Hi,
I’m modernising my previous analysis ready for some detector studies and like the built in cluster submission and file bookkeeping available in the standard stage1.py etc kind of analysis steps like in the mH-recoil/mumu
examples. Is it possible to take advantage of this as well in other kinds of analysis steps. For example I use a BDT for some selection so have a step where I first pickle some files
from config import train_var_lists
def run(input_files, vars_list):
import uproot
print("input_files: ", input_files)
for inf in input_files:
print(inf)
output_file = inf.replace("/stage1", "/stage1_pickles").replace(".root", ".pkl")

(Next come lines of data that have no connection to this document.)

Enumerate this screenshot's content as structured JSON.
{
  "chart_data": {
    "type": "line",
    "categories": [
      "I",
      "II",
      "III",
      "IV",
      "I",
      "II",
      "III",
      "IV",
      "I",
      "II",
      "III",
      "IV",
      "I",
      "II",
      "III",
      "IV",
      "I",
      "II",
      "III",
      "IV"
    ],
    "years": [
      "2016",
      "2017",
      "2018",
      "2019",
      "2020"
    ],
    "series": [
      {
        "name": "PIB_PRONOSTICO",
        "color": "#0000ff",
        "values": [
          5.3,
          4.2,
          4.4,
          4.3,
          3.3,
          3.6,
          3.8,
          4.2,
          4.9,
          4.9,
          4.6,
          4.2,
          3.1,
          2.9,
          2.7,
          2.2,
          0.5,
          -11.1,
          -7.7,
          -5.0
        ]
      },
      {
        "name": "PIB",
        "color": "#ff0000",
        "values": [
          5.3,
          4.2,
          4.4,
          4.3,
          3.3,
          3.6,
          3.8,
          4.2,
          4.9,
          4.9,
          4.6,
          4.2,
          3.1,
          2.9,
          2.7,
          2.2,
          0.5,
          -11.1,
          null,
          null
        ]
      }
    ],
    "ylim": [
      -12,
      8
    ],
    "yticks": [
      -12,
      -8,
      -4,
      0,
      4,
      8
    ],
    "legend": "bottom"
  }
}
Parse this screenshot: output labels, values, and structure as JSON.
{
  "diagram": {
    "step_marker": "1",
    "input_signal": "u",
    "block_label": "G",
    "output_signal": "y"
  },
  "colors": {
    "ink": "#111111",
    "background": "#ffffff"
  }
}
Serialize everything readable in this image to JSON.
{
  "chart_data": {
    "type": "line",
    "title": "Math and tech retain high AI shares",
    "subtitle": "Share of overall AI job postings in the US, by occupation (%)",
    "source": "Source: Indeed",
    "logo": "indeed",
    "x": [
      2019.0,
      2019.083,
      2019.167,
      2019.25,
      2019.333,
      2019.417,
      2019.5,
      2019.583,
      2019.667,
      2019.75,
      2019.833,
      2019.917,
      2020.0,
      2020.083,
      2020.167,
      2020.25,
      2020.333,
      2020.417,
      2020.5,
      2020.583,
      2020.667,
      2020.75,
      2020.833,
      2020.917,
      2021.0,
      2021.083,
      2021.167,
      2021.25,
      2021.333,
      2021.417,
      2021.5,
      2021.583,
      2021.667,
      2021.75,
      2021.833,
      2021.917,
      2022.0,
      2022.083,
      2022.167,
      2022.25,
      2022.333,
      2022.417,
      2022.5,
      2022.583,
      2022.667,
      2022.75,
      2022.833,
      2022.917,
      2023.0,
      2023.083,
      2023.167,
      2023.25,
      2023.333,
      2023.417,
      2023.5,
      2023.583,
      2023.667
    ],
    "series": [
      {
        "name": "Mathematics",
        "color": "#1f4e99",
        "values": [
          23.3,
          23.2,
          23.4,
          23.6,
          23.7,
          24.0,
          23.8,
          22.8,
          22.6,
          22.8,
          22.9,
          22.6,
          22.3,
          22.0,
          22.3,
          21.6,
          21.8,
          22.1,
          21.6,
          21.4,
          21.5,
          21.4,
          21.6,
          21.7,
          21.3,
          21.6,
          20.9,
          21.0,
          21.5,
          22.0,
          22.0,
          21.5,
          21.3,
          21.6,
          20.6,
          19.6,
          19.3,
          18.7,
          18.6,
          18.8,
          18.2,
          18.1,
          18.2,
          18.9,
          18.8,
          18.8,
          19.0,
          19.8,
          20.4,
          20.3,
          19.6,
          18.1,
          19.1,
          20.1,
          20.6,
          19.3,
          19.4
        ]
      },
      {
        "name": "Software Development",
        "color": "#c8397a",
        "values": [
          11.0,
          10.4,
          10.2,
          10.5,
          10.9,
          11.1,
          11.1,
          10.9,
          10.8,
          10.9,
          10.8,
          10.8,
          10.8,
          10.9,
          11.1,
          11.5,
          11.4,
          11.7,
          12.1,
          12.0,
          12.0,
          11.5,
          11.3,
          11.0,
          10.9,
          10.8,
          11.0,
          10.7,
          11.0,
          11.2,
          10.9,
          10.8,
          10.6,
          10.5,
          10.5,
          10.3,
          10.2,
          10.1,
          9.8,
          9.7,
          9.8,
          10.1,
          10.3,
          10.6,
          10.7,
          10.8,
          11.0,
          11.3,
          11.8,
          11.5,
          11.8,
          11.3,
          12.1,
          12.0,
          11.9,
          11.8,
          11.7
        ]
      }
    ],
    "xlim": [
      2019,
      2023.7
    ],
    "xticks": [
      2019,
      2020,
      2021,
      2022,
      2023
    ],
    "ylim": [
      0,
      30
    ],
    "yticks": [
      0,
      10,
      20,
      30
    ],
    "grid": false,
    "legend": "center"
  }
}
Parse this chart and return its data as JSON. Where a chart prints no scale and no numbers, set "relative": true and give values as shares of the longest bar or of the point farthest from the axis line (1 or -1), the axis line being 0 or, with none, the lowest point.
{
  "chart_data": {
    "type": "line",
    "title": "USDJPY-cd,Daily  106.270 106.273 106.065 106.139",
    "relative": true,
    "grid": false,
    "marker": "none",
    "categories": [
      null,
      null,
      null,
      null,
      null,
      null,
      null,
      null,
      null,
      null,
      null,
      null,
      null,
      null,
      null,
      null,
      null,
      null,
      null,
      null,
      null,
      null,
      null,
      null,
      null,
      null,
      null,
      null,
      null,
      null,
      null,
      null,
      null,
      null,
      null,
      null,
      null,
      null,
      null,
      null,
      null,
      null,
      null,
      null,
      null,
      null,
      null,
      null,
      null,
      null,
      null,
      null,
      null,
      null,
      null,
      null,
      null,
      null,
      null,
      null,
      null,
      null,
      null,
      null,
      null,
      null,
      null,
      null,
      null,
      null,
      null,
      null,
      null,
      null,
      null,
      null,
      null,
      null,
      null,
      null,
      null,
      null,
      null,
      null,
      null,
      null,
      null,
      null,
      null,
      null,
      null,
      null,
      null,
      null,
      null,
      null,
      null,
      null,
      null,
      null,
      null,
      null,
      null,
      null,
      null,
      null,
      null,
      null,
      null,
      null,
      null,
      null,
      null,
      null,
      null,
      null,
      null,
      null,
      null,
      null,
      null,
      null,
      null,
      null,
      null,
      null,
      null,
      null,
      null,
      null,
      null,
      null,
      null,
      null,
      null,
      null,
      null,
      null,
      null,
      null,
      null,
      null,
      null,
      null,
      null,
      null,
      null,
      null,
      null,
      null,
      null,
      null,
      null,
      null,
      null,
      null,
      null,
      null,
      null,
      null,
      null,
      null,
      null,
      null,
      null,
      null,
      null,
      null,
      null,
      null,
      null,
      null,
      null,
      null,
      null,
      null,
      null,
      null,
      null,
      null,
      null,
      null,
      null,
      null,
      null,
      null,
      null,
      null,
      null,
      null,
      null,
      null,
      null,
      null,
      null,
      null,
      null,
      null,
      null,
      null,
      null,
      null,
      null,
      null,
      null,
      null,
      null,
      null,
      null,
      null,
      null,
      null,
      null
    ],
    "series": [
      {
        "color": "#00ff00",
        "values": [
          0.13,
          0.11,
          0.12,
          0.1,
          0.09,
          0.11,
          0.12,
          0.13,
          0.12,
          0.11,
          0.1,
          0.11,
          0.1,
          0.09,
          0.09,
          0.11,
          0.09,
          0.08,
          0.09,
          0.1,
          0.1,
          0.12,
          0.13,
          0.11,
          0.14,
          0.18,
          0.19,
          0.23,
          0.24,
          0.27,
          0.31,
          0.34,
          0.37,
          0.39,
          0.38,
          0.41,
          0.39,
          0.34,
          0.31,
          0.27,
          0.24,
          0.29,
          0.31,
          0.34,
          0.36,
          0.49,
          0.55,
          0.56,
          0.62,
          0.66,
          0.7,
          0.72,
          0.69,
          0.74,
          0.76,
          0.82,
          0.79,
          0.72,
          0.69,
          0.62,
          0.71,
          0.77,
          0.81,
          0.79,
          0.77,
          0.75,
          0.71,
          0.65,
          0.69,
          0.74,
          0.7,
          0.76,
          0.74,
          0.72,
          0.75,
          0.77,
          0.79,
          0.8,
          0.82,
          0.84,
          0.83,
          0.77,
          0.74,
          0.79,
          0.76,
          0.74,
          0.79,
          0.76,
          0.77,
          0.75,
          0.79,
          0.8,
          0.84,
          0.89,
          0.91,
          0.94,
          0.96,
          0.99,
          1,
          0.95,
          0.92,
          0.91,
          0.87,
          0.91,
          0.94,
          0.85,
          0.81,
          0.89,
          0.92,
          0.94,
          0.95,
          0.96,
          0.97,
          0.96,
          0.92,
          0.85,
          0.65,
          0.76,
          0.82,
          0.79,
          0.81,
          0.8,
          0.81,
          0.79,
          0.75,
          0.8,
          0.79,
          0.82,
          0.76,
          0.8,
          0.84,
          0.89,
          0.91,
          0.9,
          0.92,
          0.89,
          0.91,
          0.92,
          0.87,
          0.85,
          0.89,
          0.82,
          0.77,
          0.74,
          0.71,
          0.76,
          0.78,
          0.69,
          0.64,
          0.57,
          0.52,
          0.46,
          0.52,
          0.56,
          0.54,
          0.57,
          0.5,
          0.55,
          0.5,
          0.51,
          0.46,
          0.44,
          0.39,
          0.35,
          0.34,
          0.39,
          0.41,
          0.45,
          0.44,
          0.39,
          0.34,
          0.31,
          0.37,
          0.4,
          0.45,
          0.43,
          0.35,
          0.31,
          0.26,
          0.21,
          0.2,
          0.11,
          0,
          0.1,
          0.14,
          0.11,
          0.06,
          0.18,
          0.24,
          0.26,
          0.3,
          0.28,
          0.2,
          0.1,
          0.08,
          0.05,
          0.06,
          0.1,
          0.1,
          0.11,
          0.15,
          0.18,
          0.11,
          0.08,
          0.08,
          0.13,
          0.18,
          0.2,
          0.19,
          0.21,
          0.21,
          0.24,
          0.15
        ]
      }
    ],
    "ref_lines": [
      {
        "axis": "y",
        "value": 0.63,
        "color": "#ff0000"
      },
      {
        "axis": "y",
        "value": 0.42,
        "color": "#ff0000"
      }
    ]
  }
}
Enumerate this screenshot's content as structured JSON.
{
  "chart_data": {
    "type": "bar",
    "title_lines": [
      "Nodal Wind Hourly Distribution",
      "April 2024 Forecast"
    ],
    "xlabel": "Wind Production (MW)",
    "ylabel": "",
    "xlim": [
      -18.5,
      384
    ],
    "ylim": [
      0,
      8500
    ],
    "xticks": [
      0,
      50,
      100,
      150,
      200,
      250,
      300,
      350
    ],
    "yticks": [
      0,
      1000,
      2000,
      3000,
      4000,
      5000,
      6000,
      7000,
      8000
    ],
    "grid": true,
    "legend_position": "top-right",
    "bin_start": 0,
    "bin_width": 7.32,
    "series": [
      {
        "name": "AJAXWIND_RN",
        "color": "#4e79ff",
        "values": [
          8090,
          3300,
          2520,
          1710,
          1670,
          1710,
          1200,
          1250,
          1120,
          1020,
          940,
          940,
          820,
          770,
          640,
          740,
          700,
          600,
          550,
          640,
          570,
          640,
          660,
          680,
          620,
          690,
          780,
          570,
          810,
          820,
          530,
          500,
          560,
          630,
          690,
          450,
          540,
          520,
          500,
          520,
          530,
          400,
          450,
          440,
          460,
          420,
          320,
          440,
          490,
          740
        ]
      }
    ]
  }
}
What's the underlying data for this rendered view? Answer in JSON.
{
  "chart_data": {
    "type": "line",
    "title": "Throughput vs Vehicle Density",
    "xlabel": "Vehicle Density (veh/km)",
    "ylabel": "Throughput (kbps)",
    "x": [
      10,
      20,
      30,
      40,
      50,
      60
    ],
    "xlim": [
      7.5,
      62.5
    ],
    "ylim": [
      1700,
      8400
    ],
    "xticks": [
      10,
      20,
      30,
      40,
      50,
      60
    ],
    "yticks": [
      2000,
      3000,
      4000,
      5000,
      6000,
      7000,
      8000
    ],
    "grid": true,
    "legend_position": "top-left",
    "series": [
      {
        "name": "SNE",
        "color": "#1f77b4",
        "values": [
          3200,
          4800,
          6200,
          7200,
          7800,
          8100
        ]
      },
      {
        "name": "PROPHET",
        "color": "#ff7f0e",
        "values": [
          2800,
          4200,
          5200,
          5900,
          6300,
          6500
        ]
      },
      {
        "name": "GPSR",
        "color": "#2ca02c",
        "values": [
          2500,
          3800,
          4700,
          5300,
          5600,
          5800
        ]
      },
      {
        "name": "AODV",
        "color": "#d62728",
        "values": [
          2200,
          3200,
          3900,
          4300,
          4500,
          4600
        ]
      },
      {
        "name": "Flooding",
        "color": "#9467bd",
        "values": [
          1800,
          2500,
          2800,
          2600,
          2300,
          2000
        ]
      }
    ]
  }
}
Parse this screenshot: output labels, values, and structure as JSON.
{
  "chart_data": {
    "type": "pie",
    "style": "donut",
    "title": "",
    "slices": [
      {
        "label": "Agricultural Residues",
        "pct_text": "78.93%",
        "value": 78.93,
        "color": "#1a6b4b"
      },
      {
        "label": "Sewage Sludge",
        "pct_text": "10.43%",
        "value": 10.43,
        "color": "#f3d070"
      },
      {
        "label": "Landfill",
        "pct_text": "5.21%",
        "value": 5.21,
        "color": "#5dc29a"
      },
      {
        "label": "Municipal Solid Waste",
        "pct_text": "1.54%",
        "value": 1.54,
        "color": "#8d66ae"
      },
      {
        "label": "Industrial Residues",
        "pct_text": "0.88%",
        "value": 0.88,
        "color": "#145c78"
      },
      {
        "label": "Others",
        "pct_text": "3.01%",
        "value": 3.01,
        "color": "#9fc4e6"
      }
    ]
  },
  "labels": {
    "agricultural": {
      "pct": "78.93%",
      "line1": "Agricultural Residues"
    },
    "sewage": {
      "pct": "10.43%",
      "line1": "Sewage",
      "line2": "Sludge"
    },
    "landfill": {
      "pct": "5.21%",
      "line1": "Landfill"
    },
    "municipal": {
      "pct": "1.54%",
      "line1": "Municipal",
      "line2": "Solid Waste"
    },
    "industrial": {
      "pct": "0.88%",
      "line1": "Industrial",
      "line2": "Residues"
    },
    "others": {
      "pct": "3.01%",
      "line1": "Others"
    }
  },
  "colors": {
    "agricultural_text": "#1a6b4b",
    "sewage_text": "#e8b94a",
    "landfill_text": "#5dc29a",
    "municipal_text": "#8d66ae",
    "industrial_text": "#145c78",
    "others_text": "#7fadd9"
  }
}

#df = uproot.concatenate(inf+":events", library="pd", how="zip", filter_name=vars_list )
df = uproot.open(inf).get("events").pandas.df(vars_list)
df.to_pickle(output_file)
def main():
import argparse
parser = argparse.ArgumentParser(description="Applies preselection cuts", formatter_class=argparse.ArgumentDefaultsHelpFormatter)
parser.add_argument('--input', nargs="+", required=True, help='Select the input file(s).')
#parser.add_argument('--output', type=str, required=True, help='Select the output file.')
parser.add_argument('--vars', type=str, required=True, help='Select the variables to keep, e.g "train_vars_vtx", "train_vars_stage2"')
args = parser.parse_args()
assert( args.vars in train_var_lists.keys() )
run(args.input, vars_list=train_var_lists[args.vars][args.decay])
if __name__ == '__main__':
main()
I guess I could edit this to be similar to mH-recoil/mumu/analysis_final.py
but it’s not obvious to me how to handle controlling which file gets opened etc… Is this possible or would I have to rely on my own bookkeeping and cluster submission?